EMC maps growth strategy

The data storage giant outlines its plans for future growth at the company's annual meeting with financial analysts.

Matt Hines Staff Writer, CNET News.com
Matt Hines
covers business software, with a particular focus on enterprise applications.
Matt Hines
2 min read
Executives from data storage giant EMC outlined their plans for future growth at the company's annual meeting with financial analysts held early Wednesday.

Speaking at a gathering of more than 300 investors, analysts and journalists in New York, company CEO Joe Tucci reemphasized EMC's goal of becoming a provider of "information lifecycle management" technology through its portfolio of networked storage hardware and software product lines.

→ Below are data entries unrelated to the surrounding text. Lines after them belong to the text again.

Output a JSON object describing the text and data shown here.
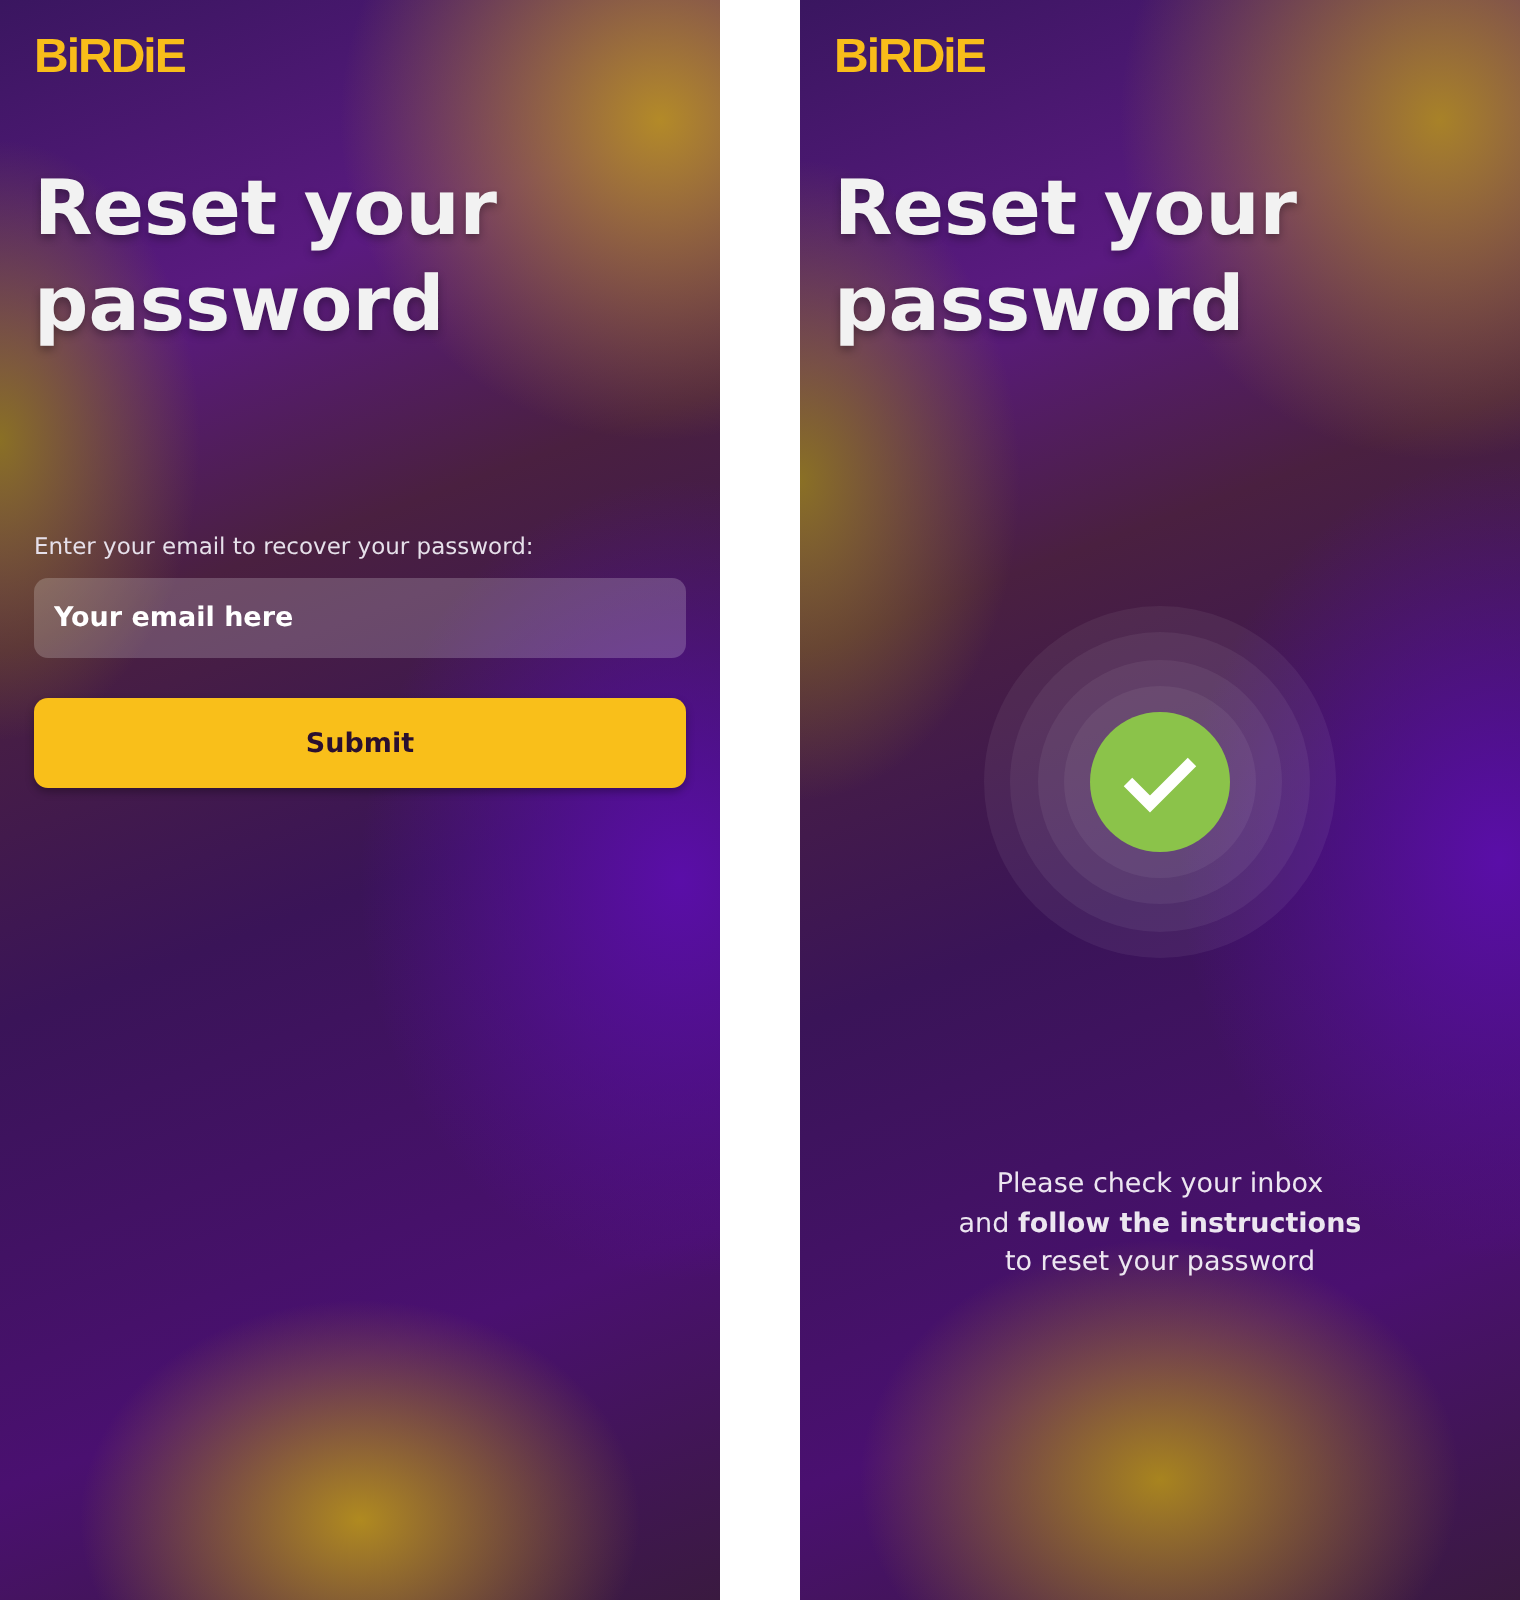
{
  "screens": [
    {
      "kind": "form",
      "logo": "BiRDiE",
      "title": "Reset your password",
      "field": {
        "label": "Enter your email to recover your password:",
        "placeholder": "Your email here"
      },
      "button": "Submit"
    },
    {
      "kind": "success",
      "logo": "BiRDiE",
      "title": "Reset your password",
      "message": "Please check your inbox\nand **follow the instructions**\nto reset your password"
    }
  ]
}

Information lifecycle management involves controlling and tracking data from the time it enters a database and is stored in a system until it is no longer needed. Its primary goal is giving users a more reliable method of storing and accessing information, regardless of where the data is kept.

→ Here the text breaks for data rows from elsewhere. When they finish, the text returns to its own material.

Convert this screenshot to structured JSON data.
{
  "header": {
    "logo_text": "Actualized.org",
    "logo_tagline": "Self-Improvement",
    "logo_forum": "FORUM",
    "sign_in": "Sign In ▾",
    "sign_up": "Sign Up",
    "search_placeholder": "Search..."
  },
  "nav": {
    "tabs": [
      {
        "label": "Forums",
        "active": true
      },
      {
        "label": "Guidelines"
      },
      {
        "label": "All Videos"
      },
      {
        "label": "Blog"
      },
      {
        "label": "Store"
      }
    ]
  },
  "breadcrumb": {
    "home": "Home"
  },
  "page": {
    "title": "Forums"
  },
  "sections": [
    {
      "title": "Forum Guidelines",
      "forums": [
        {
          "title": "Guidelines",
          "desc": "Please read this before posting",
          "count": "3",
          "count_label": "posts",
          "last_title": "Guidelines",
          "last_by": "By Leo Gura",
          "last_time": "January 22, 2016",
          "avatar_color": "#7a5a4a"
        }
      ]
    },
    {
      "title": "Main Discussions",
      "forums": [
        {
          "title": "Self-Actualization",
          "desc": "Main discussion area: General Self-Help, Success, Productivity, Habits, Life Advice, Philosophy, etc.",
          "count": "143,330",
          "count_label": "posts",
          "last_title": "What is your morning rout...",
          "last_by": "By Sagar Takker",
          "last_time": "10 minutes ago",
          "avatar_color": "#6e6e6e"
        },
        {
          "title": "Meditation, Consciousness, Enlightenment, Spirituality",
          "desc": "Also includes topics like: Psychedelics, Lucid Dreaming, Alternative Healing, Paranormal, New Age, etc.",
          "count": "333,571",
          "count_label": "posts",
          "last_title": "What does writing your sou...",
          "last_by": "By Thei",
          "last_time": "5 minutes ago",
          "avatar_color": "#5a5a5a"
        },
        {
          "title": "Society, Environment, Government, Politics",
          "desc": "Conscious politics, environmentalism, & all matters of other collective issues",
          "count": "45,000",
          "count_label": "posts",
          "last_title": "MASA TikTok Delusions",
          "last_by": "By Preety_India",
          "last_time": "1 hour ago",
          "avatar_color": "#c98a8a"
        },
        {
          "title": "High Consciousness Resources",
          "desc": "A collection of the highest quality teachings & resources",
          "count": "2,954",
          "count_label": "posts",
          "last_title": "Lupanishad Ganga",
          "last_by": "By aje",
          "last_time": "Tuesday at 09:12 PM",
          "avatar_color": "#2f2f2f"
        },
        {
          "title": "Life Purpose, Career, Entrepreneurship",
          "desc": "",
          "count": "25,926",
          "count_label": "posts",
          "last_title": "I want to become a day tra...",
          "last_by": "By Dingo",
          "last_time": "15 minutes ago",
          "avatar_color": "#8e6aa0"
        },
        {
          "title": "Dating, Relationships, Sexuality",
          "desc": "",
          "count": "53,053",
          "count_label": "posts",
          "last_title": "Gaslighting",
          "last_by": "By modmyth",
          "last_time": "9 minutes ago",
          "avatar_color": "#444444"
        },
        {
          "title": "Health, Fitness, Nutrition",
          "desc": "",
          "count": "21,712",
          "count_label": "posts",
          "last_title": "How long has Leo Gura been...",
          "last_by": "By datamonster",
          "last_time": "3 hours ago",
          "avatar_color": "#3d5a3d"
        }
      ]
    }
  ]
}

"EMC is bringing our experience to bear on the challenge of intelligently managing all of our customers' information, from creation and use to archive and disposal," Tucci said. "We believe this information lifecycle management will drive the next major wave of EMC's growth."

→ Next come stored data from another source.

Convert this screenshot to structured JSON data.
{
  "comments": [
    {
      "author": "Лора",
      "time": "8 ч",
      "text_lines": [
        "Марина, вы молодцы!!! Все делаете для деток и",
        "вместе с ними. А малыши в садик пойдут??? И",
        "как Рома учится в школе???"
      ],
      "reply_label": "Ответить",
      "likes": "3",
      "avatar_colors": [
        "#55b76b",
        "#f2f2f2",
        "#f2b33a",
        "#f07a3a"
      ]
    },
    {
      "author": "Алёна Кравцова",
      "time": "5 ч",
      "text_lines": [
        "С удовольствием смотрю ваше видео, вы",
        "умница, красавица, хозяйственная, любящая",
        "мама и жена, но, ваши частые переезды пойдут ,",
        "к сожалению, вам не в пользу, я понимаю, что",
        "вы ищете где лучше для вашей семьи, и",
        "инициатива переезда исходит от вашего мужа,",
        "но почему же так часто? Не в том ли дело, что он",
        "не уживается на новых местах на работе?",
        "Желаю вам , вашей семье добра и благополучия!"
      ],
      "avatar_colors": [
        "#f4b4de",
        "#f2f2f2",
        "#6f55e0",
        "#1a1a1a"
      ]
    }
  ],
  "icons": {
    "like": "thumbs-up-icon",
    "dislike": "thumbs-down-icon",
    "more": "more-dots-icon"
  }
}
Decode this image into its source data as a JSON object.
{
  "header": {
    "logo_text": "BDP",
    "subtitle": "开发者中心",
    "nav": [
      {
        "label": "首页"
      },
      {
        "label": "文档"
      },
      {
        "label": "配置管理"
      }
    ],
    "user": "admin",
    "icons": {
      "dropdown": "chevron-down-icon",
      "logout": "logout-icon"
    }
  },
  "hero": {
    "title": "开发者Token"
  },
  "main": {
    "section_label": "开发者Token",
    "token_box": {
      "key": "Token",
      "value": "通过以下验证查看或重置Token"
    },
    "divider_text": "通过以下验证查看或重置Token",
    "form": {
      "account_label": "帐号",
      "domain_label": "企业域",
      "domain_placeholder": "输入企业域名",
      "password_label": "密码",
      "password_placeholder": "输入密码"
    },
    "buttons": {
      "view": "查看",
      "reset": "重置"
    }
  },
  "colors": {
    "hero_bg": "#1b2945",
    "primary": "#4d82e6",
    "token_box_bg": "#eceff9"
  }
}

Bill Teuber, EMC's chief financial officer, said the company will meet earnings projections for the rest of 2003. He said he expects its revenue growth rate to be in the "mid-teens" for the second half of 2003 and throughout fiscal 2004. Teuber also said he expects EMC's gross margins to improve to 48 percent or more by the fourth quarter of 2004. However, he warned that EMC's gross margins may fluctuate from quarter to quarter, based on varying rates of revenue growth.

EMC has been working hard to broaden its reputation as a viable provider of storage software, most recently by agreeing to purchase Legato Systems, a maker of backup and recovery software, in a $1.3 billion deal. Mark Lewis, executive vice president of EMC's open software operations, said the company would continue to build its ability to manage and automate networked storage systems.

IDC analyst Rick Villars said the concept of information lifecycle management remains in its early stages, but EMC appears to be making the right moves to deliver on its promises.

"Given where they want to go, EMC needs to continue to update its products and potentially make additional acquisitions," Villars said. "They have many of the components in place, particularly in light of the Legato deal. The challenge will be in trying to pull the pieces together."

Villars said EMC's greatest battle may be in developing the right sales and marketing message to convince buyers that they need to continue to make investments in new technology. However, he praised the Legato acquisition, saying the merger will prove valuable in fighting perceptions that EMC markets software merely as a way to sell more storage hardware.